The rivalry between Muhammad Ali and Joe Frazier is not just the greatest trilogy in the history of boxing. It is the greatest rivalry in the history of sports.
At a time when the heavyweight championship was still the biggest title in sports, the rivalry between Ali and Frazier achieved genuine cultural-icon status around the globe.
Ali and Frazier faced each other for the first time in March 1971. Ali had been stripped of the heavyweight title four years prior, when he had refused to be inducted into the draft. He'd served a four-year suspension from the sport and developed into a hero among the anti-war youth of the late 1960s.
Frazier had emerged during Ali's layoff as the interim world champion. He was a short, but explosive, heavyweight, a supremely conditioned fighter who attacked like a very clever pit bull.

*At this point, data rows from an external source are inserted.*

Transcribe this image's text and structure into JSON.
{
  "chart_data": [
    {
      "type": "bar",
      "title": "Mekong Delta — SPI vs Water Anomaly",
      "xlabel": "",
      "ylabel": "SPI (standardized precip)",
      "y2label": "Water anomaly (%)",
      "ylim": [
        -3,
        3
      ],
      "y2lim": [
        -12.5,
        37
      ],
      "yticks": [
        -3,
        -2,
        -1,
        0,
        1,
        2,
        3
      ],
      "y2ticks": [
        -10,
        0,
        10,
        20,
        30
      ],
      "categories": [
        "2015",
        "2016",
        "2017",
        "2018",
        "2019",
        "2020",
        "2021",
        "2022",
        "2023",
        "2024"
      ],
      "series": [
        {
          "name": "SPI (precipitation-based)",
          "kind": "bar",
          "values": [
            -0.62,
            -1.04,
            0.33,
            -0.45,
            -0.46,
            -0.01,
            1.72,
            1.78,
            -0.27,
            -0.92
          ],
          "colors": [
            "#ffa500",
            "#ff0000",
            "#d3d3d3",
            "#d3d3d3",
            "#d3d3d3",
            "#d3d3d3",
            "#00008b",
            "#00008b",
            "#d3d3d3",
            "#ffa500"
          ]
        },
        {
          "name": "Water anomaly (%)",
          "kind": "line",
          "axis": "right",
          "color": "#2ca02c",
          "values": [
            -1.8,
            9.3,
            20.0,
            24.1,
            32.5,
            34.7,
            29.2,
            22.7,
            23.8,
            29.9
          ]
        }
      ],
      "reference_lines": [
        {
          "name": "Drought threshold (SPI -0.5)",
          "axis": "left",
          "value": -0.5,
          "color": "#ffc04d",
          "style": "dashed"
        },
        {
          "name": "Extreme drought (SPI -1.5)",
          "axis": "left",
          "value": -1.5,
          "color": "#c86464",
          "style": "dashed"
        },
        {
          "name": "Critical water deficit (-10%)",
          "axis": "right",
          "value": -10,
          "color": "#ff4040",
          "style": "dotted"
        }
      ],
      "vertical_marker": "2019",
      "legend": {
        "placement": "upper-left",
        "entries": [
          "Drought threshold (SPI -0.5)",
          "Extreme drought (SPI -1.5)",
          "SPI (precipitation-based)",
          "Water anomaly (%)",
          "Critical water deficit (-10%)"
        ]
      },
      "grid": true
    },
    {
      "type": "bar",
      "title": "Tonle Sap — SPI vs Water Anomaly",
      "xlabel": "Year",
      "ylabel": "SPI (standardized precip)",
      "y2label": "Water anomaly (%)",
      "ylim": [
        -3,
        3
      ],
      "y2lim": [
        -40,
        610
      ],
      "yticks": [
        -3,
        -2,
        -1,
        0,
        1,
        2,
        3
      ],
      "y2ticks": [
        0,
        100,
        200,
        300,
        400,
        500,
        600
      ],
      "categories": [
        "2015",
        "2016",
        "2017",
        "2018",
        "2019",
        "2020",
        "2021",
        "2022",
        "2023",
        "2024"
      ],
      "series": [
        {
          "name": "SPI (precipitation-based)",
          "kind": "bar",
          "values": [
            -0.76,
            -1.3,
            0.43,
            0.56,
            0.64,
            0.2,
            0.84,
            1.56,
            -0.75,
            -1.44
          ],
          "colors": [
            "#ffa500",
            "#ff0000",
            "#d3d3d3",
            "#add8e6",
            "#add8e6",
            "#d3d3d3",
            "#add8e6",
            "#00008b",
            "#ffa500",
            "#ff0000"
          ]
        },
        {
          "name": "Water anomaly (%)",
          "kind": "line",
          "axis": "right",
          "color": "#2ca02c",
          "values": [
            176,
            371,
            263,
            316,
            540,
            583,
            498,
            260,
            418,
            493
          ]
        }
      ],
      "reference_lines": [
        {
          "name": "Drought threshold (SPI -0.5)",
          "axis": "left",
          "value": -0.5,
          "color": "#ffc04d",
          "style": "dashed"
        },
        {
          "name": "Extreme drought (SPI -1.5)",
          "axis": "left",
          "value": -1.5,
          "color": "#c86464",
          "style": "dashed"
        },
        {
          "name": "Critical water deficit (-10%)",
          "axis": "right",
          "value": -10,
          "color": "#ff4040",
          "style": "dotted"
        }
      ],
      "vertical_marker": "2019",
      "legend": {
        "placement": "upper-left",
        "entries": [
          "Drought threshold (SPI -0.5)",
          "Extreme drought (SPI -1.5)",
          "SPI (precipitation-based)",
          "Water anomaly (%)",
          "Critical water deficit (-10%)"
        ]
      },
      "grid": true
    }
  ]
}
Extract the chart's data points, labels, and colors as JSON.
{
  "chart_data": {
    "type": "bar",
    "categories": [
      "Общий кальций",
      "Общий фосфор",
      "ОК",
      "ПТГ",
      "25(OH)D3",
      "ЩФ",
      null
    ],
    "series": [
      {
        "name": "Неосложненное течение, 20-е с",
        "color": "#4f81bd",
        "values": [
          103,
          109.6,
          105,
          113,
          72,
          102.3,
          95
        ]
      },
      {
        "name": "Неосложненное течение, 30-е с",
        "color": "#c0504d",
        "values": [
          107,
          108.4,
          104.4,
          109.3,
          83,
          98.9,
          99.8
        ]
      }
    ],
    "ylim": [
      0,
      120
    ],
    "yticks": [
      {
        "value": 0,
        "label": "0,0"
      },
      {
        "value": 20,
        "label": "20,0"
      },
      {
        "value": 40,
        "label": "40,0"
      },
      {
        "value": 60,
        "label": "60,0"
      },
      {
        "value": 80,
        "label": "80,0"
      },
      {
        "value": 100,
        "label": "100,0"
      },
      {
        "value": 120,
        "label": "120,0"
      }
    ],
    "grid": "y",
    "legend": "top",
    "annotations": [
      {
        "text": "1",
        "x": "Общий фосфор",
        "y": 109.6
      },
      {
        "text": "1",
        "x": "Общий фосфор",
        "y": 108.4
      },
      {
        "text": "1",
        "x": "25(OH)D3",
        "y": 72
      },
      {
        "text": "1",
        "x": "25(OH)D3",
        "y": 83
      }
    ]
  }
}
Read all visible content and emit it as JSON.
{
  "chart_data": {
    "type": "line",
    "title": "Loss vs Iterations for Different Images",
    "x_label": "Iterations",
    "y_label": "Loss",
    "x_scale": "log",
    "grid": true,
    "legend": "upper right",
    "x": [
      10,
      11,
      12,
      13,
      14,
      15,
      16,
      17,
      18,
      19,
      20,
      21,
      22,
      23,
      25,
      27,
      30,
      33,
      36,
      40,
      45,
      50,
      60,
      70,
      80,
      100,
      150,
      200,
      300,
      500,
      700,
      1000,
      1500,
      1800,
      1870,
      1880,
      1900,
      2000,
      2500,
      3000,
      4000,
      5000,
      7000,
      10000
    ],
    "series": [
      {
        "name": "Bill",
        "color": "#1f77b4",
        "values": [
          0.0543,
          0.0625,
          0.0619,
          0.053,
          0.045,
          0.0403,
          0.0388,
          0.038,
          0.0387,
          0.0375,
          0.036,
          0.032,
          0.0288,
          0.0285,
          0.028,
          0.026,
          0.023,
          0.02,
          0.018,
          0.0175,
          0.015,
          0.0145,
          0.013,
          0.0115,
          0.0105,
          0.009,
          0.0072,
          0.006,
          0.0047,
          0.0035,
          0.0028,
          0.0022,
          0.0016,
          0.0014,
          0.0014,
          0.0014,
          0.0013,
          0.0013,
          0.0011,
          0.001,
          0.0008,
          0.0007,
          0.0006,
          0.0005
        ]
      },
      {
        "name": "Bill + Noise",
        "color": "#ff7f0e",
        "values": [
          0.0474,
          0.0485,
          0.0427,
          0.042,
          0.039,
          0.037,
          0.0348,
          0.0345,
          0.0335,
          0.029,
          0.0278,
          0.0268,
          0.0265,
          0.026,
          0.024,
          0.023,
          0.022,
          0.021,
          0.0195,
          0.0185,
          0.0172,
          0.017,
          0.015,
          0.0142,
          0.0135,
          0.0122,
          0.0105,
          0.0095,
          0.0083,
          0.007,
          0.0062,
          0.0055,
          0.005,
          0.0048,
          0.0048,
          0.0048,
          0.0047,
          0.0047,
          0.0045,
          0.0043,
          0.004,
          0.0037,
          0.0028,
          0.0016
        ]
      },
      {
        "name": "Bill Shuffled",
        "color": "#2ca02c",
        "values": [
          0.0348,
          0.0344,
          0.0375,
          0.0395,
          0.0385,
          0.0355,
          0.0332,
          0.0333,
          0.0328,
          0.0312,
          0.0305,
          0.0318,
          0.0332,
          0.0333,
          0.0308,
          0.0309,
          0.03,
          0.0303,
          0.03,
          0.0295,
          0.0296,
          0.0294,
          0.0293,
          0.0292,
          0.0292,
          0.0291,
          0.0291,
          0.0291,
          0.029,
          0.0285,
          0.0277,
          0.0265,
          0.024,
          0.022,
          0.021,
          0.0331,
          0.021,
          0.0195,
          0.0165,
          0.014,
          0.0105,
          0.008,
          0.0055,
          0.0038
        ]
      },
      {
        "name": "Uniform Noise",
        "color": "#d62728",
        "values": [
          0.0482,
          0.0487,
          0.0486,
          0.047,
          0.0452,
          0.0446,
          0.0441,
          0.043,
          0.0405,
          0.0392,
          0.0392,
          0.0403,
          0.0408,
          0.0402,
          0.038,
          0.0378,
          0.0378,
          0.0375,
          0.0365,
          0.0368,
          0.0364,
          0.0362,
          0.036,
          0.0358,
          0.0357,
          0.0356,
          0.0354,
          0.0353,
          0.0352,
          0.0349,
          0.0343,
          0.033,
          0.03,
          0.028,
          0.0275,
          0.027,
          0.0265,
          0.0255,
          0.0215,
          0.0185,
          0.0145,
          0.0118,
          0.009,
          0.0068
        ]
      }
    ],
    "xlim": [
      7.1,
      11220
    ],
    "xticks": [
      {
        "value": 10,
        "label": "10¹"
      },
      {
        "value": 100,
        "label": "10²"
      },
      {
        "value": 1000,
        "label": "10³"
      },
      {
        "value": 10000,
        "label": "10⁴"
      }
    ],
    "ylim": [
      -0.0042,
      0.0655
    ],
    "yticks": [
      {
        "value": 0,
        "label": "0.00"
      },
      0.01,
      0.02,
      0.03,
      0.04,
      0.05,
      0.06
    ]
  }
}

Even without the social-political background to Ali and Frazier's fight, the stylistic clash and the fact that both men were undefeated champions would have made it a major fight.
In the ring, it lived up to everybody's expectations. Frazier used his dangerous left hook in Round 15 to drop Ali and seal the decision victory.
Ali won the rematch in 1974. It was an exciting fight, but the least memorable of the three. In October 1975, they faced off for a third time, in Manila.
A high percentage of boxing fans and historians consider this fight the greatest heavyweight title fight in history. Ali used his jab and straight right to build up a fairly substantial points lead and pound away at Frazier's eyes. But Frazier attacked ferociously all fight long and consistently scored punishing attacks on Ali.
By the end of Round 14, Frazier was fighting blind, and his trainer Eddie Futch refused to let him continue. Ali was almost too exhausted to rise from his stool and acknowledge his victory.